Closed sebastianstricker closed 1 month ago

sebastianstricker commented 1 month ago

Describe the bug I ran into issues while testing on the hotel/house/synthetic datasets, that are commonly used to compare multi-graph matching solvers.

Neither CAO, nor Floyd produce a cycle consistent solution on the example problem. gamgm seems to solve a specific variant of the multi-graph matching problem and is not applicable to this general case i think?

To Reproduce I wrote a minimal working example that showcases the error: https://github.com/sebastianstricker/pygmtools-multi-graph-error/

Expected behavior Return of cycle consistent solutions.

Environment:

Linux-6.10.5-200.fc40.x86_64-x86_64-with-glibc2.39
Python 3.12.5 (main, Aug  7 2024, 00:00:00) [GCC 14.2.1 20240801 (Red Hat 14.2.1-1)]
NumPy 2.1.1
SciPy 1.14.1
pygmtools 0.5.3
Torch not installed
Paddle not installed
Jittor not installed
No GPU found.

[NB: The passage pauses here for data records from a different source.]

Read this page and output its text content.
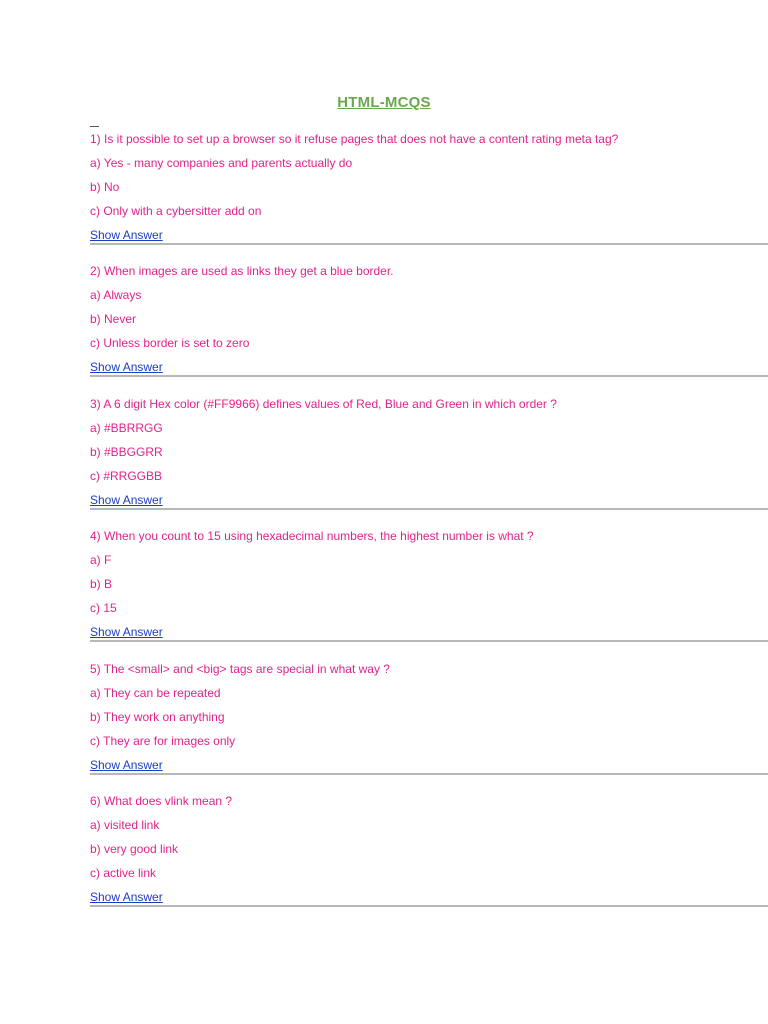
HTML-MCQS
1) Is it possible to set up a browser so it refuse pages that does not have a content rating meta tag?
a) Yes - many companies and parents actually do
b) No
c) Only with a cybersitter add on
Show Answer
2) When images are used as links they get a blue border.
a) Always
b) Never
c) Unless border is set to zero
Show Answer
3) A 6 digit Hex color (#FF9966) defines values of Red, Blue and Green in which order ?
a) #BBRRGG
b) #BBGGRR
c) #RRGGBB
Show Answer
4) When you count to 15 using hexadecimal numbers, the highest number is what ?
a) F
b) B
c) 15
Show Answer
5) The <small> and <big> tags are special in what way ?
a) They can be repeated
b) They work on anything
c) They are for images only
Show Answer
6) What does vlink mean ?
a) visited link
b) very good link
c) active link
Show Answer
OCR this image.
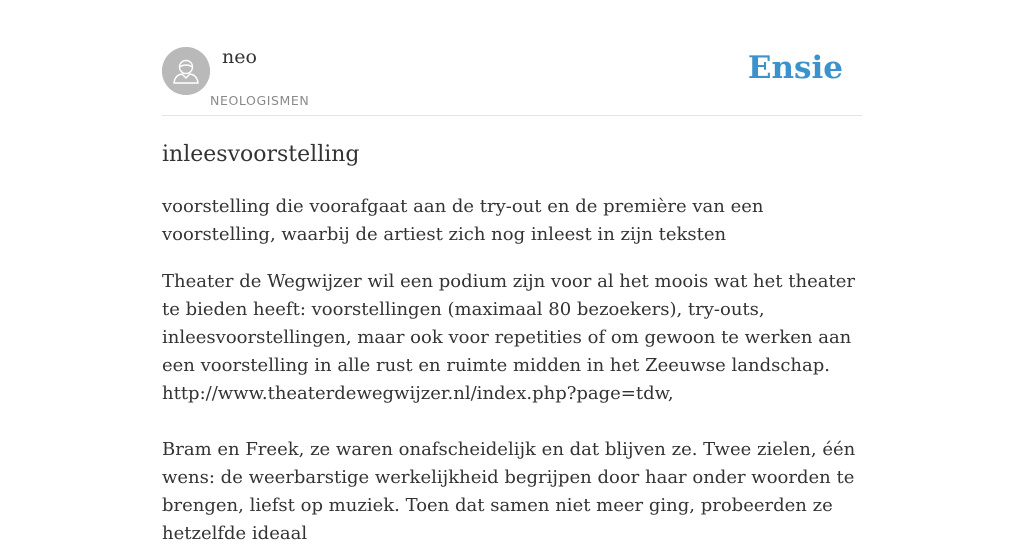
neo
NEOLOGISMEN
Ensie
inleesvoorstelling

voorstelling die voorafgaat aan de try-out en de première van een voorstelling, waarbij de artiest zich nog inleest in zijn teksten

Theater de Wegwijzer wil een podium zijn voor al het moois wat het theater te bieden heeft: voorstellingen (maximaal 80 bezoekers), try-outs, inleesvoorstellingen, maar ook voor repetities of om gewoon te werken aan een voorstelling in alle rust en ruimte midden in het Zeeuwse landschap. http://www.theaterdewegwijzer.nl/index.php?page=tdw,

Bram en Freek, ze waren onafscheidelijk en dat blijven ze. Twee zielen, één wens: de weerbarstige werkelijkheid begrijpen door haar onder woorden te brengen, liefst op muziek. Toen dat samen niet meer ging, probeerden ze hetzelfde ideaal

If you are using GPU, make sure to install pynvml: pip install pynvml
sebastianstricker commented 1 month ago

To make this repository run, i had to write a parser from the public .dd file format (Swoboda, Paul, et al. “Structured prediction problem archive”. (2022)).

The multigraph matching problem is well defined via the costs of the upper triangular part of each pairwise affinity matrix. If you have insight in how to correctly set the remaining, redundant matrix entries that are required as an input for pygmtools, I would highly appreciate it!

Maybe you already have your own parser or could point out errors within mine.

JzMaple commented 1 month ago

@sebastianstricker Hello, I believe there is some misunderstanding of the CAO and Floyd algorithms. These two algorithms do not guarantee that the solution to multi-graph matching will be cycle consistent. In fact, they relax the cycle consistency constraint and include it as part of the optimization objective. In other words, the optimization objective becomes a weighted function of both the affinity score and cycle consistency, rather than just the affinity score.

You may want to check section 3.1 of Floyd's paper Unifying offline and online multi-graph matching via finding shortest paths on supergraph for further details.

image

sebastianstricker commented 1 month ago

I see. Thanks for the quick reply!

rogerwwww commented 1 month ago

Hi Sebastian,

Just one more comment on gamgm: if you have the adjacency matrices (which I believe is the case in your example), you will be able to run the algorithm

sebastianstricker commented 1 month ago

Hi Runzhong,

If that is possible that would be great!

However, each individual graph matching problem is given by a single cost matrix as in Lawler's form of the QAP. More specifically, as node to node assignment costs (diagonal terms) and pairwise assignment terms (off-diagonal terms).

To my understanding, it is possible to formulate any Koopmans-Beckman QAP as a Lawler QAP but not the other way around?